Wednesday, June 20, 2007

Anchorwoman (Hot)

The story in the Fort Worth Star-Telegram today deals with the problems when reality TV mixes with TV news (no, there is no difference, but I'm not there yet).

I'm sure the producers at Fox TV are mainly interested in the problems arising when a woman working the 5 p.m. anchor desk in Tyler, Texas, looks like this:
Stolen from Lauren Jones' web site.

I heard the original idea of the show was to film at a New York newspaper, which worked until the producers realized how newspaper people can reach amazing heights of ugly. (I'm speaking mostly of the men, who generally could turn a hot dog rancid just by looking at it. The women in most newsrooms can hold their own, tho you usually have one or two medusas.)

Anyway, the decision was made to move the show to TV, and of course, it had to be in Texas. The existence of Anchorwoman has caused much umbrage -- from journalism scholars (Ha!) to the people who work at the station, to the townspeople of Tyler, who worry they'll be depicted as bumpkins.

Three reasons why I think this thing is a bit of harmless piffle*:

Is it really that serious to have a guest worker with no experience in a news business?

No, it isn't. TV newscasts and newspapers have such people come and work for them all the time, only they're called "interns." In the past, interns and their exploits have served to humor only news professionals**. Now, the entertainment value is being brought to a grateful nation. Besides, Jones claims that she really really wants to be an anchorwoman, like "Ryan Seacrest," in my favorite quote from the story.

But what about our integrity? Our honor?

I once saw a newscast led with a story about how Sonic was serving a drink called "The Orgasm" (Outrage!), only the drink was called something else on the menu. It's just that the 16 year old girl working the counter knew what you were asking for when you asked for an orgasm (giggle). That got two minutes on the air.

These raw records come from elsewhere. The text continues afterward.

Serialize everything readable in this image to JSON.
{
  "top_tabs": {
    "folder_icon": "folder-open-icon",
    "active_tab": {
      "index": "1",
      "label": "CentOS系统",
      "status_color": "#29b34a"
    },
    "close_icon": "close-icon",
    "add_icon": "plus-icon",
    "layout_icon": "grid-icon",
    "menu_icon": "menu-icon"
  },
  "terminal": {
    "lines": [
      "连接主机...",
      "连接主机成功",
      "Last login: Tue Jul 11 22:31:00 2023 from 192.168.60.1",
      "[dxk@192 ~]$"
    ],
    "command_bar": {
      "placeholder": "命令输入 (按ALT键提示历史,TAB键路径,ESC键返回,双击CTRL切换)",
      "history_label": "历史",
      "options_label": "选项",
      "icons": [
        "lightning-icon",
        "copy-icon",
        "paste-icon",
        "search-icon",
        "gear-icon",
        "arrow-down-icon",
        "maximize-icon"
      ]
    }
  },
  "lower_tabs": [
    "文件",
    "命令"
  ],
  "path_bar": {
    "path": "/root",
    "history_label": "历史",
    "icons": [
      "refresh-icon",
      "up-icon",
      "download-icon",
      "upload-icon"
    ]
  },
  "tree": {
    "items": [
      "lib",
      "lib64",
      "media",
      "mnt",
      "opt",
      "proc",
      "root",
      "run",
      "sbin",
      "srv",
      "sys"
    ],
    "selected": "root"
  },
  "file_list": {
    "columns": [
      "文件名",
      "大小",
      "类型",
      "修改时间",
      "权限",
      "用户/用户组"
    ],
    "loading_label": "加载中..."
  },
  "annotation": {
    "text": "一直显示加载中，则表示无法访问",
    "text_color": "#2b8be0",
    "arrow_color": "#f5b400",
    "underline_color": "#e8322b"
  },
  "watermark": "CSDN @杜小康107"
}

Personally, I've long felt that the face we present to the public regarding our integrity and honor sets the wrong tone. Anytime something about ethics pops up, we find a couple of scolds to prattle on like a preacher out of the Scarlet Letter. The fact of the matter is that if we didn't take ourselves so honkin' seriously, we'd have some of that trust we keep talking about losing.

Honesty: "Yes, having a model on the air is publicity stunt. Yes, some things are going to go over the top, but no, we're not going to lie to you." I think that pretty much sums it up. Instead, we have people from the Society of Professional Journalists going on about how Jones doesn't have a fourth level Anchor certification and is -2 on her ability to detect falsehoods.

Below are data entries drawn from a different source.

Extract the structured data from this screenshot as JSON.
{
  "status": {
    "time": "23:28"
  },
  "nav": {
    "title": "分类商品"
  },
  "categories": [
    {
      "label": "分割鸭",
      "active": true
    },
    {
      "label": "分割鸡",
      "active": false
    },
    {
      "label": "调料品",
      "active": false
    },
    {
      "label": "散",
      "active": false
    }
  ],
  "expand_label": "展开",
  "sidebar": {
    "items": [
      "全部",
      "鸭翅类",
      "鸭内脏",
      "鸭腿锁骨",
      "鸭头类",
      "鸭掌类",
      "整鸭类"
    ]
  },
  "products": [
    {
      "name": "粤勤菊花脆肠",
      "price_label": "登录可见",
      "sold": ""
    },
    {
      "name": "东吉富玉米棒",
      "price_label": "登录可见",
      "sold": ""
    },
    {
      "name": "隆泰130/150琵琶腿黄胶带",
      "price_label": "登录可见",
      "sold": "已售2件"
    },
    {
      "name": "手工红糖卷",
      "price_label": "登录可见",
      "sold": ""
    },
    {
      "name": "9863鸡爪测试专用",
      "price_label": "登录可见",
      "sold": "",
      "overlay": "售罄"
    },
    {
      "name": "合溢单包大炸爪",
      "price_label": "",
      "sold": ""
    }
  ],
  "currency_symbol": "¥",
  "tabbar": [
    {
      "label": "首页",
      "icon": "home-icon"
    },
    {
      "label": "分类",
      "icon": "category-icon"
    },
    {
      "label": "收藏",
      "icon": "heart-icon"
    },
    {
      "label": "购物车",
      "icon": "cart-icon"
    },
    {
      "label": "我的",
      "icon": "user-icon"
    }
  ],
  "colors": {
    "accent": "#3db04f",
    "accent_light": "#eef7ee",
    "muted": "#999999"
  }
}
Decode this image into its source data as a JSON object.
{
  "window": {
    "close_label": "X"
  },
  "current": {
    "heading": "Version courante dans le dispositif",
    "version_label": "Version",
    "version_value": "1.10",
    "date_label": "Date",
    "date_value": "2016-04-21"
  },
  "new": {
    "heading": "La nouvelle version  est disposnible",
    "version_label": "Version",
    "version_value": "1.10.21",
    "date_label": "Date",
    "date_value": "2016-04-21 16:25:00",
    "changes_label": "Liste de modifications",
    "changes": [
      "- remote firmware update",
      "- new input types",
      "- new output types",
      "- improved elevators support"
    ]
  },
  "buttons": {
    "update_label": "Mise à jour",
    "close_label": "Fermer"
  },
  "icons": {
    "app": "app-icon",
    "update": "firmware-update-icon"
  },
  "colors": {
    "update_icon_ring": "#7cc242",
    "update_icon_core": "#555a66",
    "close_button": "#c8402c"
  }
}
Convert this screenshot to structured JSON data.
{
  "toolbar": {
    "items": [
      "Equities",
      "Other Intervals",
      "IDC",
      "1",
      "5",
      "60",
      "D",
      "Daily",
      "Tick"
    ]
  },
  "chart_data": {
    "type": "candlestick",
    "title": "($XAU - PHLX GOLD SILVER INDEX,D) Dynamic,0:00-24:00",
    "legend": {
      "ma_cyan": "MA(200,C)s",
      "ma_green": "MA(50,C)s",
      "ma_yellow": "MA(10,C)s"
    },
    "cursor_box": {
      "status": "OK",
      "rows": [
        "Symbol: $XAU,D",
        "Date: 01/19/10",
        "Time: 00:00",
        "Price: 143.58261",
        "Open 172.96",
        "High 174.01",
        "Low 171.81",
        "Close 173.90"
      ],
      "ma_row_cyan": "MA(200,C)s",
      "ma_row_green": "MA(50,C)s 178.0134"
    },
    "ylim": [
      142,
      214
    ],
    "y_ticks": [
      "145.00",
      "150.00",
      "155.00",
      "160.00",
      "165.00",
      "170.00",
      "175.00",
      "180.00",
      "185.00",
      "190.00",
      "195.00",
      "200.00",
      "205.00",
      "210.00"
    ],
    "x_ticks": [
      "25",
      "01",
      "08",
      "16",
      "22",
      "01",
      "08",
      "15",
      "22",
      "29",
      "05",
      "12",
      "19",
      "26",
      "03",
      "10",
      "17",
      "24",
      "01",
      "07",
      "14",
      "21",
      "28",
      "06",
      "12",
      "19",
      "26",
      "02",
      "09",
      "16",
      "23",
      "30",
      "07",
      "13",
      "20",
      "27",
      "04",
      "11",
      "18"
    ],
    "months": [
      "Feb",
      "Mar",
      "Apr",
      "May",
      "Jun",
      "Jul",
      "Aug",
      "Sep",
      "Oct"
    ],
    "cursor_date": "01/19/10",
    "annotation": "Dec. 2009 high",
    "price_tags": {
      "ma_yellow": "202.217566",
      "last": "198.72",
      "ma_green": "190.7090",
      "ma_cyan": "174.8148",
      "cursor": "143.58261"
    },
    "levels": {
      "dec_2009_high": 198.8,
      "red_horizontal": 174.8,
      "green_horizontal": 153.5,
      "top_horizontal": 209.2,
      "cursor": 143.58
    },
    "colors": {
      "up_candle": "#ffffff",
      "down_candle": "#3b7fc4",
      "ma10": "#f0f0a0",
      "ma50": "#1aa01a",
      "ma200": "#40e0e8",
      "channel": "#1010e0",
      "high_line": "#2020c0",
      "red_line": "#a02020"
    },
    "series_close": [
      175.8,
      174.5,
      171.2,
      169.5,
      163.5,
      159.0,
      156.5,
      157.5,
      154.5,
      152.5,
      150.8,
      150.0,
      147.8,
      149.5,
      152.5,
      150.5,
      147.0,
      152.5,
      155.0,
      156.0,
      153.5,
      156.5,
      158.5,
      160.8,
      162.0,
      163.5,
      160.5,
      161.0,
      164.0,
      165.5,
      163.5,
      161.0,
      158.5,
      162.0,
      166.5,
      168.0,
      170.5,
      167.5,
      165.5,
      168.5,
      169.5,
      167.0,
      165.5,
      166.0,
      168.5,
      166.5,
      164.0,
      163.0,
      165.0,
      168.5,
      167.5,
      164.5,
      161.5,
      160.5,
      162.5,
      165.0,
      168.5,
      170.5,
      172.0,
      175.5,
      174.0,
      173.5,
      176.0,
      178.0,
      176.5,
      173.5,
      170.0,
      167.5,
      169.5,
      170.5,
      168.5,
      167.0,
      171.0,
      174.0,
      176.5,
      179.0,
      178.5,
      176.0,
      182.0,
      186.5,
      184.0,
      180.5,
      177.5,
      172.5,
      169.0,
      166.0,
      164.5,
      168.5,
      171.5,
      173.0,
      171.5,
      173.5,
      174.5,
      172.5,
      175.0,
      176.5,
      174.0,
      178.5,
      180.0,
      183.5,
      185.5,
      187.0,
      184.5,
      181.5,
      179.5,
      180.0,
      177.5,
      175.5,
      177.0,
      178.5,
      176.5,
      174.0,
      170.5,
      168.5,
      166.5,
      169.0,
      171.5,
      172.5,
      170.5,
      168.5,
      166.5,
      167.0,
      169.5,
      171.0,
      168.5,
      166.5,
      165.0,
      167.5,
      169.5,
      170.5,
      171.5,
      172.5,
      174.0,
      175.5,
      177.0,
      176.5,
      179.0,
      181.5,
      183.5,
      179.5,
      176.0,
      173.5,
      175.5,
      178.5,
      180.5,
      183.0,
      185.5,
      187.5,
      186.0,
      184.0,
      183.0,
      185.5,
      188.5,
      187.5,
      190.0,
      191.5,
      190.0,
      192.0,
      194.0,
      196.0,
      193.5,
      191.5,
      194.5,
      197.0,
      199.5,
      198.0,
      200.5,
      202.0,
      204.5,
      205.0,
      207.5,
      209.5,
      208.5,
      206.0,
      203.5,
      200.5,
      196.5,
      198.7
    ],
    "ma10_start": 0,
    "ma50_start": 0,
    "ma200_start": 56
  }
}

Tyler is the center of a proud East Texas protoculture and must not be humiliated.

I realize that, two hours from Manhattan, you can find people dancing with rattlesnakes and screaming for Gaw-Duh to keep them from getting bitten. But, no one on the East or West coast is willing to think of themselves this way, so they go to Texas.

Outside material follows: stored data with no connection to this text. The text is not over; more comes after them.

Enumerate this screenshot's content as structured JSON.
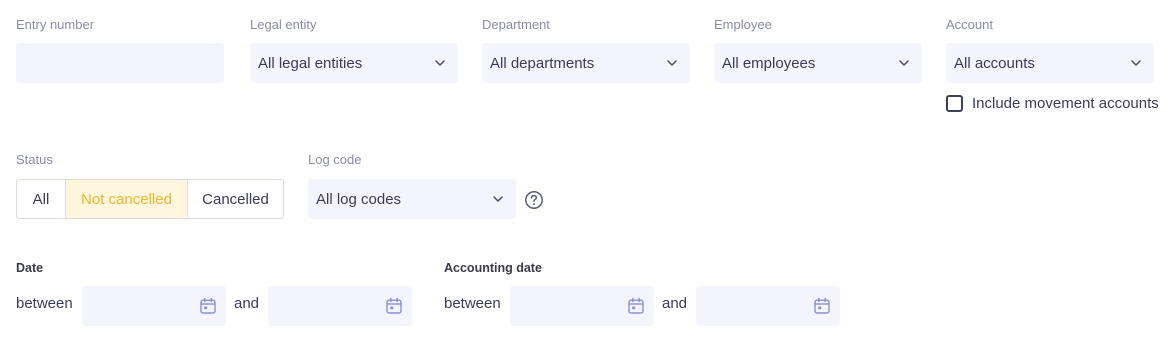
{
  "filters": {
    "entry_number": {
      "label": "Entry number",
      "value": ""
    },
    "legal_entity": {
      "label": "Legal entity",
      "value": "All legal entities"
    },
    "department": {
      "label": "Department",
      "value": "All departments"
    },
    "employee": {
      "label": "Employee",
      "value": "All employees"
    },
    "account": {
      "label": "Account",
      "value": "All accounts",
      "include_movement_label": "Include movement accounts",
      "include_movement_checked": false
    },
    "status": {
      "label": "Status",
      "options": [
        "All",
        "Not cancelled",
        "Cancelled"
      ],
      "selected": "Not cancelled"
    },
    "log_code": {
      "label": "Log code",
      "value": "All log codes"
    },
    "date": {
      "label": "Date",
      "between_label": "between",
      "and_label": "and",
      "from": "",
      "to": ""
    },
    "accounting_date": {
      "label": "Accounting date",
      "between_label": "between",
      "and_label": "and",
      "from": "",
      "to": ""
    }
  },
  "colors": {
    "field_bg": "#f4f4fd",
    "label": "#8a8ca3",
    "text": "#3b3b5a",
    "accent": "#f2b42f",
    "accent_bg": "#fff7dd",
    "icon": "#8a8fcf"
  },
  "icons": {
    "chevron": "chevron-down-icon",
    "calendar": "calendar-icon",
    "help": "help-circle-icon"
  }
}
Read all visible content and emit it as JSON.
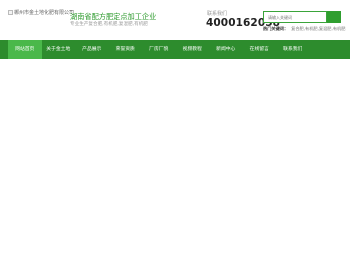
{
  "header": {
    "logo_text": "郴州市金土地化肥有限公司",
    "site_title": "湖南省配方肥定点加工企业",
    "site_slogan": "专业生产复合肥,有机肥,复混肥,有机肥",
    "hotline_label": "联系我们",
    "hotline_number": "4000162058"
  },
  "search": {
    "placeholder": "请输入关键词",
    "hot_label": "热门关键词：",
    "hot_list": "复合肥,有机肥,复混肥,有机肥"
  },
  "nav": {
    "items": [
      {
        "label": "网站首页",
        "active": true
      },
      {
        "label": "关于金土地",
        "active": false
      },
      {
        "label": "产品展示",
        "active": false
      },
      {
        "label": "荣誉资质",
        "active": false
      },
      {
        "label": "厂房厂貌",
        "active": false
      },
      {
        "label": "视频教程",
        "active": false
      },
      {
        "label": "新闻中心",
        "active": false
      },
      {
        "label": "在线留言",
        "active": false
      },
      {
        "label": "联系我们",
        "active": false
      }
    ]
  },
  "colors": {
    "accent": "#2d8c2d",
    "active_nav": "#4ab84a",
    "title_green": "#2c9a2c"
  }
}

"Texas" is just too easy a billboard to start with, and so what? The fact of the matter is we have a lot of trailer parks, a lot of people who say "I seen," and a lot of people who are still having flashbacks to the battle of Shiloh. Embrace it (the good parts, anyway).

The same Texans going on and on about how we're seen as a bunch of jackhole stereotypes by northeasterners are the also the first to say that they don't like Northeastern culture and don't want it here. So let'em think what they want. We still produce a huge number of artists, thinkers and business people who always end up on the top of their game.

*I'm pretty sure this is the first time I've ever written the word "piffle." Hooray.

** There's still a story going around Texas about the intern who told her city editor she'd do "anything" for better story assignments. It's not true, by the way.

4 comments:

Anonymous said...

Nice Scenery! Oh, sorry, I guess you are expecting us to read the column too?

Anonymous said...

Huh-huh ... she's purrrrr-dy.

And I daresay Tyler might actually get some GOOD publicity out of the whole thing.

Anonymous said...

I think the real news here is at the bottom of that story ;-) -- "Ty Murray's Celebrity Bull Riding Challenge (premieres 8 p.m. Aug. 10, CMT) -- The likes of Vanilla Ice, Leif Garrett and Stephen Baldwin travel to Stephenville to learn how to ride bulls."

Anonymous said...

Good for Miss Jones. If that is where she has to start, more power to her. I recall Tyler, if only for a brief moment, while stationed out in the middle of some Texas wilderness. That would be with the 1st Armored Division that found so much space, we never saw any tanks. There were signs everywhere to beware the scorpions, snakes and other critters. I immediately volunteered for Alaska, and my buddies for the Airborne, just to leave. They got their wish and I got better when the Army decided they needed me in Heidelberg, Germany to (I guess) hold off 100s of Soviet divisions while helping to bring back the German economy by drinking all the beer I could for the next two years.